BELFAST, Maine — As Trudy Miller of Northport listened to the debate over Belfast’s proposed land-based salmon farm that has roiled the community for a year and a half, she started to feel as if something important was being overlooked: the economy.
To be more specific, Miller wanted to know what the economic effects could be if the Nordic Aquafarms facility is permitted and built. She figured a project that invests as much as $500 million in the community would be a big deal, but details seemed lost in the hubbub over the potential environmental effects and land use lawsuits.
That’s why she sponsored and organized a roundtable discussion Tuesday night at the University of Maine Hutchinson Center in Belfast, introducing it by saying the community has “been subjected to a relentless campaign of negativity about this project” that has seemed like “being nibbled to death by ducks.”
“People decided to speak out over the raging ducks in a number of ways,” Miller said. “I wanted to do something that felt proactive and educational for the community, so I conceived of having this discussion about the economic effects from the Nordic project.”

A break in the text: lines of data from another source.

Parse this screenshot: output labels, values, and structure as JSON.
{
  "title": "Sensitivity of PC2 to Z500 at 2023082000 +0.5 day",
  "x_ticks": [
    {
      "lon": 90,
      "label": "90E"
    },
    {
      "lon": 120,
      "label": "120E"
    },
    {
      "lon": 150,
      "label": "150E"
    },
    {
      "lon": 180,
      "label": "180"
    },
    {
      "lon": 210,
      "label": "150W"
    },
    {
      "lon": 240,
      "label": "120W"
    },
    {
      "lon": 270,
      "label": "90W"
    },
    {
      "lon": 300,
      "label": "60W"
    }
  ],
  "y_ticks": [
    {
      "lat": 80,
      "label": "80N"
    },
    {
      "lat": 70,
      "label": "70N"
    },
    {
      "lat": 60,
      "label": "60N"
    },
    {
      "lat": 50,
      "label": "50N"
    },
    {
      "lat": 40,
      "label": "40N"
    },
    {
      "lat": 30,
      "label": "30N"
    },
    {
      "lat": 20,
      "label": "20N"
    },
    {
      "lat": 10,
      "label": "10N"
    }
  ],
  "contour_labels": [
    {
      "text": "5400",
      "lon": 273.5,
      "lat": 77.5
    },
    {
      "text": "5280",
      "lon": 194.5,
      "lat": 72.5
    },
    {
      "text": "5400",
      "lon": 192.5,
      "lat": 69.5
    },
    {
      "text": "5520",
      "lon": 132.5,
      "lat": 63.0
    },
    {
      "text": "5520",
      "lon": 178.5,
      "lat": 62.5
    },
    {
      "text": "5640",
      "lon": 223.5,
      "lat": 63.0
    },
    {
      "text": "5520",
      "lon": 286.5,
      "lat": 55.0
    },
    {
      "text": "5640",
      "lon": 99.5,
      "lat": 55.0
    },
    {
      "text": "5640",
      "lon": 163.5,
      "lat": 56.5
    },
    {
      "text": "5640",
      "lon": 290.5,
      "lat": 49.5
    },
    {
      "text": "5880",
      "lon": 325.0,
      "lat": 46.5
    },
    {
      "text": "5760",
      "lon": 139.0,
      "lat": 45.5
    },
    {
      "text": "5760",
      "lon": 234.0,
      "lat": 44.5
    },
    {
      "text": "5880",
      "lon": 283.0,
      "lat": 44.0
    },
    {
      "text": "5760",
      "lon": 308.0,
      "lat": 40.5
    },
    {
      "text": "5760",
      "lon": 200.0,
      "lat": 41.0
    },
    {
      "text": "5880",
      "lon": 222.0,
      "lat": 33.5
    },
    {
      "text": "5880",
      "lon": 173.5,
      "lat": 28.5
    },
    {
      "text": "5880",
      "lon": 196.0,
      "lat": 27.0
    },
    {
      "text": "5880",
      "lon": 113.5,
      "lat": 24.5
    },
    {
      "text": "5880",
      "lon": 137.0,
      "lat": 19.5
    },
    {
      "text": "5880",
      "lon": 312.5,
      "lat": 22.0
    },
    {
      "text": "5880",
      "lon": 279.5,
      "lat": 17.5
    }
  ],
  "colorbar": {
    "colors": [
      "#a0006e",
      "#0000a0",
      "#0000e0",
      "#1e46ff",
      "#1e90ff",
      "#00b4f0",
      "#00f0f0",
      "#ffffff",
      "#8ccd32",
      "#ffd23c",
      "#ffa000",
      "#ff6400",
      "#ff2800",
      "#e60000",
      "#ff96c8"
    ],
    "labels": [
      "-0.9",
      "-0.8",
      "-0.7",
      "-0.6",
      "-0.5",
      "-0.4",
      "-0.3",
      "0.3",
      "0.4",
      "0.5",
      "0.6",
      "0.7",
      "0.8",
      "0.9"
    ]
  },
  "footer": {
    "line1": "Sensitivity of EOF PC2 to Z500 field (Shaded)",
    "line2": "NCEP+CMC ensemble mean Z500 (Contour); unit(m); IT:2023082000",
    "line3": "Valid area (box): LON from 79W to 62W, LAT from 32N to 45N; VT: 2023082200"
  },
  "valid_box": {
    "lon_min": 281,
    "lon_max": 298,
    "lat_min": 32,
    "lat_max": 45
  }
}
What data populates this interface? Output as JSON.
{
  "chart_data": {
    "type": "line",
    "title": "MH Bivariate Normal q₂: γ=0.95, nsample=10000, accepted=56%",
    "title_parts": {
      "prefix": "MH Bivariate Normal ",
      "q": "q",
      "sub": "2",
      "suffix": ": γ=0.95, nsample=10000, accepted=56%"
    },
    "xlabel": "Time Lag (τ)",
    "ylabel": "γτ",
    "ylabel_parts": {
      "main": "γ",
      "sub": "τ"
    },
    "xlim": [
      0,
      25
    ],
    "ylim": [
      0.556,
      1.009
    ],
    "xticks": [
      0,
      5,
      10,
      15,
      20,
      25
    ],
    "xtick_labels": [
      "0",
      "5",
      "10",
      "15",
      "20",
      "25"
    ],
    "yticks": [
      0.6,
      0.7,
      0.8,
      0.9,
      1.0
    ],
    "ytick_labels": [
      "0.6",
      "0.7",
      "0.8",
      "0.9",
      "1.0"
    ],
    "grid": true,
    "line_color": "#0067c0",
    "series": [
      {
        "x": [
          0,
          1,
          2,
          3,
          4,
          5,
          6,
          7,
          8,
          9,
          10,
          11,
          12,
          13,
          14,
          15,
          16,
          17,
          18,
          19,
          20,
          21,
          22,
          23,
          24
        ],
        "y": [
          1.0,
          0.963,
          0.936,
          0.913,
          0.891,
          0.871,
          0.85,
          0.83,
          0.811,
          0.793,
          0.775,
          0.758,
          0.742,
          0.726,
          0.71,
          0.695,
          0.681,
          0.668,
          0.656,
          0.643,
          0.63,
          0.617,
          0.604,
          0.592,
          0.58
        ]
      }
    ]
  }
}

The 80 or so people in attendance heard a lot about those from the panelists, including Sebastian Belle, the executive director of the Maine Aquaculture Association and Parker Hadlock, the general manager of Pittsfield-based construction firm Cianbro, a Belfast city councilor and a college student.
Watch: Why so many fish farms are slated to open in Maine
Absent from the panel discussion was vocal opposition. At many other meetings and hearings held by Nordic Aquafarms and the city, opponents have lodged their sharp concerns that the project is too big, too untested, and too potentially damaging to Penobscot Bay and the environment to build it in the first place.
And although the Norwegian-owned company has received preliminary permission from the Maine Bureau of Parks and Lands to install buried water intake and discharge pipes on submerged lands in Penobscot Bay, it’s not clear sailing for Nordic yet. Two Belfast residents who are opposed to the fish farm and who believe they are the true owners of the intertidal zone in question have filed a civil lawsuit to ask the court to decide who controls the land.
Although Miller did ask the panelists to talk about potential negative impacts, few, if any, were mentioned. Enthusiasm for aquaculture in general and Nordic in particular seemed to be the dominant feeling in the room.
Aquaculture, which includes shellfish, finfish and seaweed, is a fast-growing economic sector in Maine, Belle said. It currently generates about $80 million to $100 million in net value here and employs about 650 to 700 people year-round, including the roughly 250 farms that have started within the past three years but not the state’s three proposed land-based fish farms.
Aquaculture is an industry that’s attracting a lot of young people, he said, and general interest in the sector should help Maine’s working waterfronts to be more resilient. Belle said that he has a vision of the future that includes diverse aquaculture farms, with companies big and small and with many species being raised through different production methods.
“That diversity is what is going to give us resiliency to deal with climate change going forward,” he said.
Hadlock of Cianbro addressed the economics of constructing the fish farm, a project large enough to employ around 200 people for the full build-out. He said a project as big and technically complicated as the farm also matters to Maine because the people involved in its construction will gain skills that would otherwise be hard to get.
“A project like Nordic is wildly important,” he said. “It’ll train a group of people who will be in the industry for 20 years.”
Belfast City Councilor Mike Hurley spoke of how important the property tax revenue from the farm would be to the city. Nordic Aquafarms is planning to build it in two phases, with the first involving a roughly $200 million investment and the second increasing that to a total between $400 million and $500 million.
In the first phase, Nordic would pay the city nearly $2 million in property taxes each year, Hurley said, more than Belfast’s top 50 taxpayers combined. The presence of the farm will lower the city’s high tax rate, he said, and allow Belfast to make long-needed infrastructure improvements.
“Right now, we can’t afford to build a sidewalk from Reny’s to the new soup kitchen. We have nothing left to cut in the budget,” he said, adding that Nordic’s investment would be huge for the city. “All of the property tax payers of Belfast would get tax relief. That is our motivation.”